Ontario is working to create a zero-waste future with the launch of a strategy that will divert more waste from landfills, create jobs and help fight climate change.
Today, Minister of the Environment and Climate Change Glen Murray announced Ontario’s Strategy for a Waste-Free Ontario: Building the Circular Economy. This new strategy outlines the province’s plan to fight climate change by reducing landfilled materials that could otherwise be reused, recycled, composted and reintegrated into the economy.
The strategy includes 15 concrete actions to build up the province’s circular economy and help reduce greenhouse gas emissions from landfills, such as:
- Requiring producers to take full responsibility for the environmental and financial management of their products and packaging, including small appliances, electrical tools, batteries, fluorescent bulbs, mattresses, carpets, clothing and furniture
- Implementing a framework to reduce the volume of food and organic waste going to landfill
- Requiring industrial, commercial and institutional sectors to divert more of the waste they produce from landfills
- Banning certain materials, such as food waste, beverage containers, corrugated cardboard and fluorescent bulbs and tubes, from disposal and driving creative strategies to reuse and recycle these items
- Improving oversight and accountability in the waste management sector, including by requiring producers to register and report on their waste management activities
- Reducing waste and building a circular economy is part of our plan to create jobs, grow our economy and help people in their everyday lives.
- Over eight million tonnes of waste are sent to Ontario landfills each year.

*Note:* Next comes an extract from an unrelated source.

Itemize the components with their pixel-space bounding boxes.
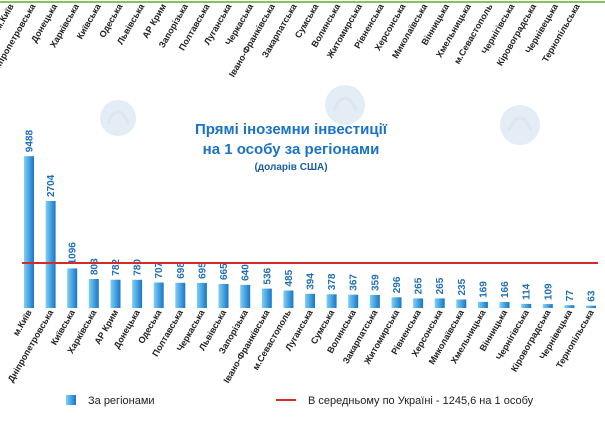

- Greenhouse gas emissions from Ontario’s waste have risen by 25 per cent between 1990 and 2014 as the amount of waste disposed in landfills has increased.
- The Resource Recovery and Circular Economy Act, 2016, and the Waste Diversion Transition Act, 2016, came into force on Nov. 30, 2016.
- Every year in Canada, an estimated $1 billion in valuable resources is sent to landfill.
- The average Ontarian family creates enough waste to fill nearly 100 large garbage bags annually.
- Historically, Ontario’s waste sector was responsible for approximately six per cent of the total greenhouse gas emissions in the province, 90 per cent of this from methane emitted by landfills.
- Every 1,000 tonnes of waste diverted from landfill generates seven full-time jobs, $360,000 in wages (paying above the provincial average) and $711,000 in GDP.
- Building on the Strategy for a Waste-Free Ontario and the province’s Climate Change Action Plan, the government will soon be seeking input from people across Ontario on what should be included in a framework to reduce food and organic waste.